Chez moi, c'est le chip Marvel 88E8001. L'info se trouve dans le guide de l'utilisateur de la CM ou, plus simplement, avec un ch'ti  

lspci | grep -i ethernet

Le module skge correspond à l'option New SysKonnect GigaEthernet support (SKGE)

Pour info, les deux autres drivers qu'on a cités sont :

- SysKonnect Yukon2 support (EXPERIMENTAL) (SKY2)

- Marvell Yukon Chipset / SysKonnect SK-98xx Support (DEPRECATED) (SK98LIN)

En bonus, comme je suis en verve, l'état des trois options s'obtient avec la commande :

 *Quote:*   

> ~ # grep _SK /usr/src/linux/.config
> 
> CONFIG_SKGE=m
> 
> # CONFIG_SKY2 is not set
> ...

 

[EDIT] Après une petite recherche sur google, il se pourrait que le chip soit un 88E8053, lequel est pris en charge par le driver sky2. A confirmer...

[EDIT2] Au temps pour moi : le 88E8053 concerne la carte A8N32. Pour la A8N SLI Dlx, c'est bien un 88E8001 (donc, le driver skge ...)

----------

## El_Goretto

J'en profite pour parasiter et demander si vous n'avez pas régulièrement des problèmes d'autonegociation avec ces Marvell.

Car ma Yukon (skge) n'aime pas être en face d'une VIA 8169  (cette dernière s'entendant parfaitement avec une de ses homologues... ce qui n'est pas si évident).

Sans compter que je n'arrive pas à désactiver l'autoneg evec ethtool (Advertised auto-negotiation: Yes quoi que je fasse, même problème sur ma VIA aussi... limite je vais ouvrir un thread si çà continue).

----------

## ghoti

 *El_Goretto wrote:*   

> et demander si vous n'avez pas régulièrement des problèmes d'autonegociation avec ces Marvell.

 

Tout ce que je peux dire c'est que le traffic semble bien correspondre à mon matos, c-à-d un bête réseau de 3 (4) postes @home :

- 2 PC avec CM asus p4p800-e dlx (donc 88E8001 et driver skge en gigabit)
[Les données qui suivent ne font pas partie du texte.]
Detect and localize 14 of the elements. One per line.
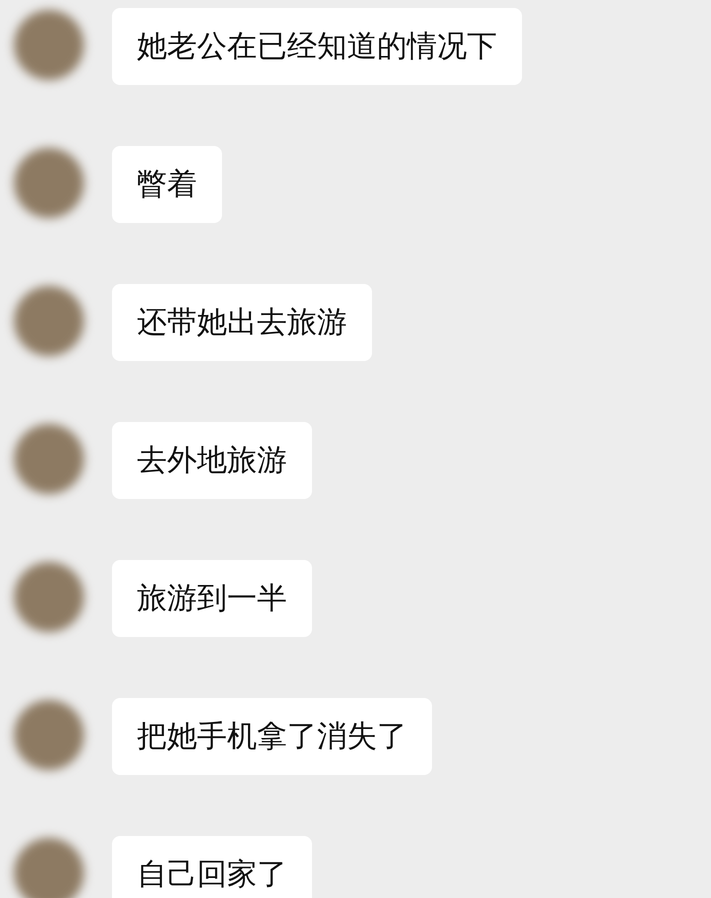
message-bubble: 她老公在已经知道的情况下 (112, 8, 522, 85)
message-bubble: 瞥着 (112, 146, 222, 223)
message-bubble: 还带她出去旅游 (112, 284, 372, 361)
avatar-icon (14, 148, 84, 218)
message-bubble: 把她手机拿了消失了 (112, 698, 432, 775)
message-bubble: 旅游到一半 (112, 560, 312, 637)
avatar-icon (14, 10, 84, 80)
message-bubble: 去外地旅游 (112, 422, 312, 499)
avatar-icon (14, 562, 84, 632)
avatar-icon (14, 286, 84, 356)
avatar-icon (14, 700, 84, 770)
avatar-icon (14, 838, 84, 898)
message-bubble: 自己回家了 (112, 836, 312, 898)
avatar-icon (14, 424, 84, 494)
- 1 portable avec chip Intel(R) PRO/100

- une carte RTL 8129 sur PCMCIA

- un switch D-Link DGS-1008D

Les connexions sont immédiates, les dialogues ne posent aucun problème, les collisions sont rares et les flux correspondent aux possibilités du matos.

Ca va pas trop faire avancer le schmilimilimilblick mais pour le nul en réseaux que je suis, tout baigne ...

----------

## bennyboy93

Salut je viens de recompiler mon noyau avec SKGE active et ma carte réseau ne fonctionne toujours pas !!!!!

Si quelqu'un a une idéé   :Very Happy: 

----------

## ghoti

Tu es sûr que c'est ta carte qui ne fonctionne pas ? 

Ce ne serait pas plutôt ton réseau qui est mal/pas configuré ?

Jette un coup d'oeil ici  :Wink: 

----------

## xaviermiller

Salut,

Est-ce que ta carte est aussi gérée sous windows par les drivers nVidia nForce ? As-tu booté Windows avant Linux ? Dans ce cas, la carte réseau a peut-être été désactivée quand Windows s'est éteint.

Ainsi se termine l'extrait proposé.